Dès la première entrée de Maciej Kulakowski dans le concerto imposé, il est immédiatement clair -et cette impression ira se confirmant tout au long de sa prestation- qu’on a affaire ici à un artiste et même à un poète. Il donne de Sublimation d’Hosokawa une approche très lyrique et intimiste, créant un climat subtil qui relève plus de la confidence que de la démonstration péremptoire.

Maciej Kulakowski

L’important épisode où le violoncelle fait entendre des réminiscences de koto -le jeune Polonais utilise ici un plectre- est rendu avec énormément de finesse. C’est cette même finesse qu’on retrouve dans une approche personnelle et très peu conventionnelle du Premier concerto de Chostakovitch, où le premier mouvement est rendu avec énormément de délicatesse. C’est une conception qui se tient, même si Kulakowski efface volontairement le côté grinçant et ironique qu’on s’attend à trouver ici. L’émouvante « chanson russe » qui ouvre le Moderato est déclamée avec beaucoup de naturel, un phrasé ample et respirant naturellement, ainsi qu’un vrai sens de la cantilène. L’usage très restreint que fait de la couleur sonore Kulakowski donne ici à son jeu une qualité étonnamment décantée pour un artiste si jeune. La grande Cadence est chez lui un émouvant et digne soliloque, et ce en dépit d’une sonorité très retenue et assez monochrome (mais rien n’empêche de préférer les infinies nuances du noir et blanc à la séduction plus immédiate du technicolor). Dans le Finale, joué à nouveau avec beaucoup d’aisance et de finesse, le candidat fait l’impasse sur l’ironie. A l’issue de cette belle mais assez particulière prestation, on se dit que la vraie vocation de ce fin musicien de 21 ans à peine est sans doute davantage la musique de chambre (il ferait un merveilleux violoncelliste de quatuor) que l’affrontement avec l’orchestre.

Seungmin Kang

Dès l’introduction de l’imposé d’Hosokowa, Seungmin Kang empoigne l’oeuvre à bras-le-corps, suivie par un orchestre nettement plus rutilant que lors de la prestation précédente. La candidate coréenne fait entendre une personnalité extravertie et volontaire et aborde l’épisode « koto » -qu’elle joue pizzicato sans plectre- avec une franchise et une énergie qui donnent à cette musique d’inattendus relents de flamenco. Elle donne aussi aux redoutables glissandi en harmoniques vers la fin de l’oeuvre un caractère vraiment hanté.
Dès sa première entrée dans le Concerto de Dvorak (notons la belle intervention du cor solo -qui s’était déjà illustré dans Chostakovitch- dans l’introduction orchestrale), il est évident qu’à 30 ans Kang possède -outre un vrai tempérament- une réelle expérience du jeu avec orchestre.
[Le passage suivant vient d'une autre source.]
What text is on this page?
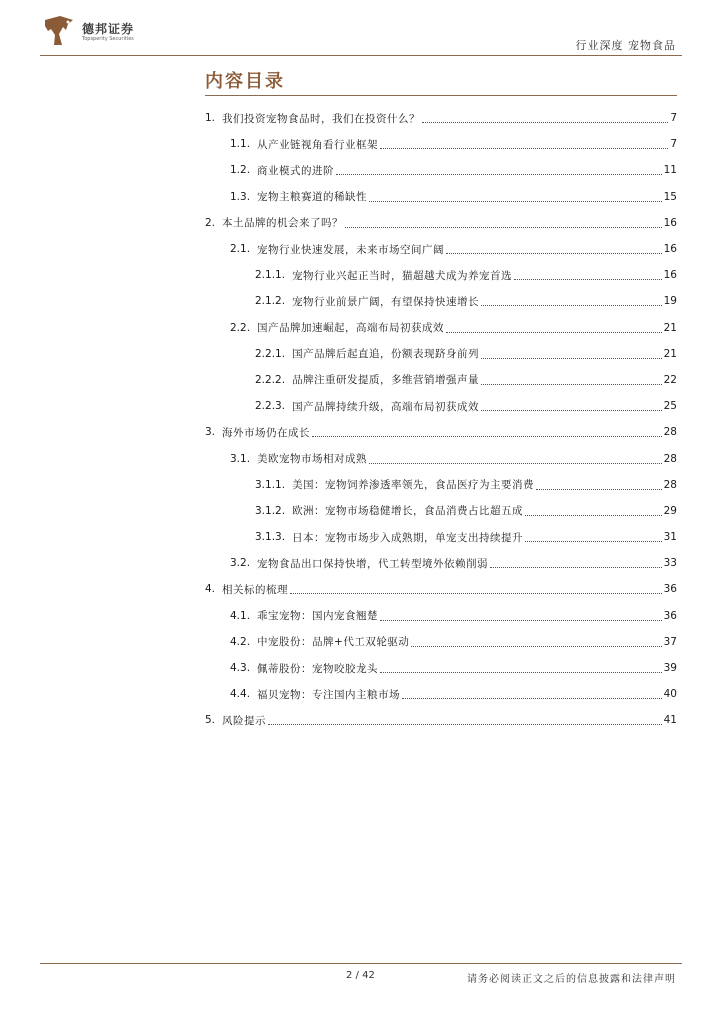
德邦证券
Topsperity Securities	行业深度 宠物食品
内容目录
1. 我们投资宠物食品时，我们在投资什么？	7
1.1. 从产业链视角看行业框架	7
1.2. 商业模式的进阶	11
1.3. 宠物主粮赛道的稀缺性	15
2. 本土品牌的机会来了吗？	16
2.1. 宠物行业快速发展，未来市场空间广阔	16
2.1.1. 宠物行业兴起正当时，猫超越犬成为养宠首选	16
2.1.2. 宠物行业前景广阔，有望保持快速增长	19
2.2. 国产品牌加速崛起，高端布局初获成效	21
2.2.1. 国产品牌后起直追，份额表现跻身前列	21
2.2.2. 品牌注重研发提质，多维营销增强声量	22
2.2.3. 国产品牌持续升级，高端布局初获成效	25
3. 海外市场仍在成长	28
3.1. 美欧宠物市场相对成熟	28
3.1.1. 美国：宠物饲养渗透率领先，食品医疗为主要消费	28
3.1.2. 欧洲：宠物市场稳健增长，食品消费占比超五成	29
3.1.3. 日本：宠物市场步入成熟期，单宠支出持续提升	31
3.2. 宠物食品出口保持快增，代工转型境外依赖削弱	33
4. 相关标的梳理	36
4.1. 乖宝宠物：国内宠食翘楚	36
4.2. 中宠股份：品牌+代工双轮驱动	37
4.3. 佩蒂股份：宠物咬胶龙头	39
4.4. 福贝宠物：专注国内主粮市场	40
5. 风险提示	41
2 / 42	请务必阅读正文之后的信息披露和法律声明
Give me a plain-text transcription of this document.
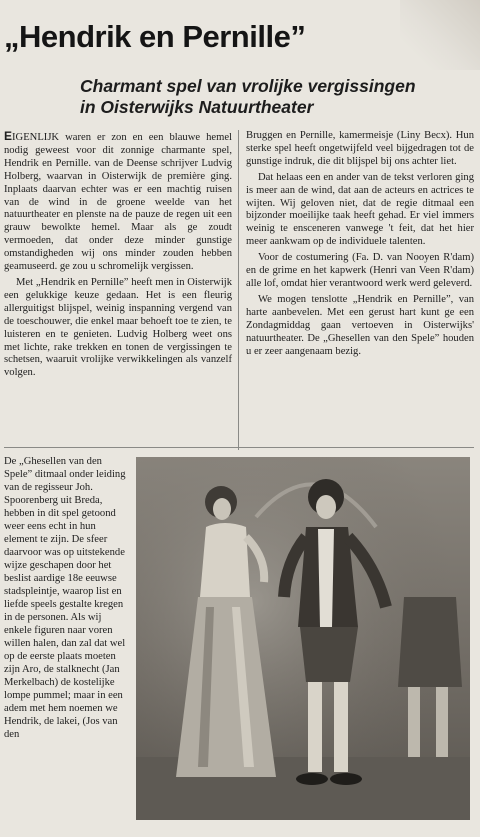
„Hendrik en Pernille”
Charmant spel van vrolijke vergissingen
in Oisterwijks Natuurtheater

EIGENLIJK waren er zon en een blauwe hemel nodig geweest voor dit zonnige charmante spel, Hendrik en Pernille. van de Deense schrijver Ludvig Holberg, waarvan in Oisterwijk de première ging. Inplaats daarvan echter was er een machtig ruisen van de wind in de groene weelde van het natuurtheater en plenste na de pauze de regen uit een grauw bewolkte hemel. Maar als ge zoudt vermoeden, dat onder deze minder gunstige omstandigheden wij ons minder zouden hebben geamuseerd. ge zou u schromelijk vergissen.

Met „Hendrik en Pernille” heeft men in Oisterwijk een gelukkige keuze gedaan. Het is een fleurig allerguitigst blijspel, weinig inspanning vergend van de toeschouwer, die enkel maar behoeft toe te zien, te luisteren en te genieten. Ludvig Holberg weet ons met lichte, rake trekken en tonen de vergissingen te schetsen, waaruit vrolijke verwikkelingen als vanzelf volgen.

Bruggen en Pernille, kamermeisje (Liny Becx). Hun sterke spel heeft ongetwijfeld veel bijgedragen tot de gunstige indruk, die dit blijspel bij ons achter liet.

Dat helaas een en ander van de tekst verloren ging is meer aan de wind, dat aan de acteurs en actrices te wijten. Wij geloven niet, dat de regie ditmaal een bijzonder moeilijke taak heeft gehad. Er viel immers weinig te ensceneren vanwege 't feit, dat het hier meer aankwam op de individuele talenten.

Voor de costumering (Fa. D. van Nooyen R'dam) en de grime en het kapwerk (Henri van Veen R'dam) alle lof, omdat hier verantwoord werk werd geleverd.

We mogen tenslotte „Hendrik en Pernille”, van harte aanbevelen. Met een gerust hart kunt ge een Zondagmiddag gaan vertoeven in Oisterwijks' natuurtheater. De „Ghesellen van den Spele” houden u er zeer aangenaam bezig.

De „Ghesellen van den Spele” ditmaal onder leiding van de regisseur Joh. Spoorenberg uit Breda, hebben in dit spel getoond weer eens echt in hun element te zijn. De sfeer daarvoor was op uitstekende wijze geschapen door het beslist aardige 18e eeuwse stadspleintje, waarop list en liefde speels gestalte kregen in de personen. Als wij enkele figuren naar voren willen halen, dan zal dat wel op de eerste plaats moeten zijn Aro, de stalknecht (Jan Merkelbach) de kostelijke lompe pummel; maar in een adem met hem noemen we Hendrik, de lakei, (Jos van den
La violoncelliste coréenne aborde cette oeuvre avec une belle franchise et une technique solide et aguerrie, ainsi qu’une sonorité ample et puissante qu’elle tire d’un beau violoncelle signé Panormo (1811). Nettement plus extravertie que Kulakowski -sa nature semblant davantage la porter vers la puissance que le raffinement- Kang joue vraiment en prenant des risques comme au concert. Elle déclame les magnifiques mélodies du mouvement lent avec sincérité, tout en refusant toute tentation de sentimentalité. La cadence permet d’entendre un jeu musclé favorisé par un instrument sonore et légèrement caverneux dans les basses. Si la fin du merveilleux Adagio n’est pas aussi déchirante qu’elle peut l’être chez d’autres, Seungming Kang l’aborde avec une dignité qui impressionne et sans une once de larmoyance. Irréprochable sur le plan technique et totalement impliquée, Seungming Kang captive dans l’Allegro moderato final abordé avec beaucoup d’énergie et d’assurance. Très belle prestation et succès mérité.